Multiresolution representation of operators with boundary conditions on simple domains

We develop a multiresolution representation of a class of integral operators satisfying boundary conditions on simple domains in order to construct fast algorithms for their application. We also elucidate some delicate theoretical issues related to the construction of periodic Green's functions for Poisson's equation. By applying the method of images to the non-standard form of the free space operator, we obtain lattice sums that converge absolutely on all scales, except possibly on the coarsest scale. On the coarsest scale the lattice sums may be only conditionally convergent and, thus, allow for some freedom in their definition.
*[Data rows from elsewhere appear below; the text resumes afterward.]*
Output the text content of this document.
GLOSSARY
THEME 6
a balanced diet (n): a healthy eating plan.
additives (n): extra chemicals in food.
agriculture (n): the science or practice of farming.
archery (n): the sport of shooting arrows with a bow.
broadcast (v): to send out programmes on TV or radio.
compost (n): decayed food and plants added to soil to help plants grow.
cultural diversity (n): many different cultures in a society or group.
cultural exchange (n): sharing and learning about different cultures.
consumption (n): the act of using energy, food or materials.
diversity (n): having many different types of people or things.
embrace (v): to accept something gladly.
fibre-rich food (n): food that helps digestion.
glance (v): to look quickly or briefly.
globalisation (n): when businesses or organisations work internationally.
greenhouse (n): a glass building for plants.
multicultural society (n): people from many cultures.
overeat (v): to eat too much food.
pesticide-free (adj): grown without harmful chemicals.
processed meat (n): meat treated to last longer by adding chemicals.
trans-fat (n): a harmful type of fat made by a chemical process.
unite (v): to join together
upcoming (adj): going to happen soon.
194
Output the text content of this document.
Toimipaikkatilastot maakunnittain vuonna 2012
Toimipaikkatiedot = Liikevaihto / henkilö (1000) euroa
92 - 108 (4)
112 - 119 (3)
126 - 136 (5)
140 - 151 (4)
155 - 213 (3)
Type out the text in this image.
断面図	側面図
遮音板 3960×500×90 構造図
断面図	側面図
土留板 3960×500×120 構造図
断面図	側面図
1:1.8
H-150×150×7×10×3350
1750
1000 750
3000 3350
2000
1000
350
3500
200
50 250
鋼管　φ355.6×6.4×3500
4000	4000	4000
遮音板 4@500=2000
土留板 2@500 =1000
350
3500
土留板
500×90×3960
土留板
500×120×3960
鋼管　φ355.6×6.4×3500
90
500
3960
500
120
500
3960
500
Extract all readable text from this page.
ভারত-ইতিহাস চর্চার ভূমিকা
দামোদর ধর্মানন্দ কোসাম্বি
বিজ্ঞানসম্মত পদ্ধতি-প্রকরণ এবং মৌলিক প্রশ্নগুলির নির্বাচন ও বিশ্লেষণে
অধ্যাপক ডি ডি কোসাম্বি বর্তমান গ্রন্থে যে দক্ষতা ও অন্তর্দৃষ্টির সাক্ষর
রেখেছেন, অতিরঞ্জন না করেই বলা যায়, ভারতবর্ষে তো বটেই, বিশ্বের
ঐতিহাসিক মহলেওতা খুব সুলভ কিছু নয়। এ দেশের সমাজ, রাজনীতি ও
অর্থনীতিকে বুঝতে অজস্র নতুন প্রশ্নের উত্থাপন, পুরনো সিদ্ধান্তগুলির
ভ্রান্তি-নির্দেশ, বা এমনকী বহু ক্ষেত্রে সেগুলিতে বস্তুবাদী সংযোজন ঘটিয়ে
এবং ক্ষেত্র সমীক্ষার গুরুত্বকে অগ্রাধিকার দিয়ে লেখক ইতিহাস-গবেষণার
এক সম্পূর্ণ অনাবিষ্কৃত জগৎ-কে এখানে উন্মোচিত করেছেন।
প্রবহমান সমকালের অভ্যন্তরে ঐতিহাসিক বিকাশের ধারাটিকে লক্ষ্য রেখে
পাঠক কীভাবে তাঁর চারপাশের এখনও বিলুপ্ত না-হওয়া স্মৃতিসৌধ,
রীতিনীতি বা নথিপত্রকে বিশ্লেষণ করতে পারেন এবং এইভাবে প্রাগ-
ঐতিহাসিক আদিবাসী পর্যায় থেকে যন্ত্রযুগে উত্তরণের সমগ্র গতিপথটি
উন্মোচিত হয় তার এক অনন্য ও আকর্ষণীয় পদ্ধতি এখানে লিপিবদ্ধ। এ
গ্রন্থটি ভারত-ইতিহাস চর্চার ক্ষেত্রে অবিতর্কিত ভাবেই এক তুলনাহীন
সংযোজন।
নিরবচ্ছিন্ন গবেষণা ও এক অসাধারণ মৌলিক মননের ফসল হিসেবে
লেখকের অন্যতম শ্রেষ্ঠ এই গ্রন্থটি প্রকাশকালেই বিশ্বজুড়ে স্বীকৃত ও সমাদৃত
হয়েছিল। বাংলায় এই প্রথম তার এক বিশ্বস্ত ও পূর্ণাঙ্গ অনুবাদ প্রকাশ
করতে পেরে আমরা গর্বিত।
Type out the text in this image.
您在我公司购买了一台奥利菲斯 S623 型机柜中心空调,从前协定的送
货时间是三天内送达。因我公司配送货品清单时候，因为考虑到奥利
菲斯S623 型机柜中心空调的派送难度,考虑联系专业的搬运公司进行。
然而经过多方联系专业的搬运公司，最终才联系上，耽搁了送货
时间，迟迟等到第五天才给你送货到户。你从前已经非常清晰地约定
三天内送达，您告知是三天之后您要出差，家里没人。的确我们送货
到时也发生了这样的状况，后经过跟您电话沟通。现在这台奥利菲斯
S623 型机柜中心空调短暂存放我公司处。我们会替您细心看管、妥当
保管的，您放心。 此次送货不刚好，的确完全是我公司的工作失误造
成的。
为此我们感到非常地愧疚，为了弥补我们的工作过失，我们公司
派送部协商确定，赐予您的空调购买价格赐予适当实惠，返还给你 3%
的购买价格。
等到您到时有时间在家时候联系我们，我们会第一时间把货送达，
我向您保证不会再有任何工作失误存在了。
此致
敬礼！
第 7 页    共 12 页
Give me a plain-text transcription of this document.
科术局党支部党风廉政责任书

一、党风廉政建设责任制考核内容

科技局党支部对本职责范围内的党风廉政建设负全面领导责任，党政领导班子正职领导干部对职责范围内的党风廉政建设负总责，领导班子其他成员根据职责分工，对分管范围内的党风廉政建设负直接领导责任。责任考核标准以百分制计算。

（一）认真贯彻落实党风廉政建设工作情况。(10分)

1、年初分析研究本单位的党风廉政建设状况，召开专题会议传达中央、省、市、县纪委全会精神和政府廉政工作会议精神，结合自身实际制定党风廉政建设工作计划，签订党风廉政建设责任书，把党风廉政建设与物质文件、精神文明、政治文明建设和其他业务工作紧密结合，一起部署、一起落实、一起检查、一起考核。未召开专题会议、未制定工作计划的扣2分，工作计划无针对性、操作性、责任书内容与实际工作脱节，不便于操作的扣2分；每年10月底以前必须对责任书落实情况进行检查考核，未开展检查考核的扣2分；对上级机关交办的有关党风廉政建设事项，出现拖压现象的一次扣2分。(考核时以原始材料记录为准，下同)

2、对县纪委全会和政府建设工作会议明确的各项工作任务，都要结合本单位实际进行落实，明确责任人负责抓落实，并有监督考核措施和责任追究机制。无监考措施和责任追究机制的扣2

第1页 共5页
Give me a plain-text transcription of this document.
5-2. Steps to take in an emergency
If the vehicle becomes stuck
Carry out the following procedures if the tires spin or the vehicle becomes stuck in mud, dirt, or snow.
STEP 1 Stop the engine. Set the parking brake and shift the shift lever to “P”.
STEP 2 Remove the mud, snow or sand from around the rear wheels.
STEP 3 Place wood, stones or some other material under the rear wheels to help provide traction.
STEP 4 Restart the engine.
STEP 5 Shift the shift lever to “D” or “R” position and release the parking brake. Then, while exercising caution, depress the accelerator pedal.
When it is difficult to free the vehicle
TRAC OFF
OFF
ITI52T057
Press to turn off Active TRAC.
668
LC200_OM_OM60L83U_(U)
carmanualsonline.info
We use the limit of square partial sums as a definition of the limit and obtain a systematic, simple approach to the construction (in any dimension) of periodized operators with sparse non-standard forms. We illustrate the results on several examples in dimensions one and three: the Hilbert transform, the projector on divergence free functions, the non-oscillatory Helmholtz Green's function and the Poisson operator. Remarkably, the limit of square partial sums yields a periodic Poisson Green's function which is not a convolution. Using a short sum of decaying Gaussians to approximate periodic Green's functions, we arrive at fast algorithms for their application. We further show that the results obtained for operators with periodic boundary conditions extend to operators with Dirichlet, Neumann, or mixed boundary conditions.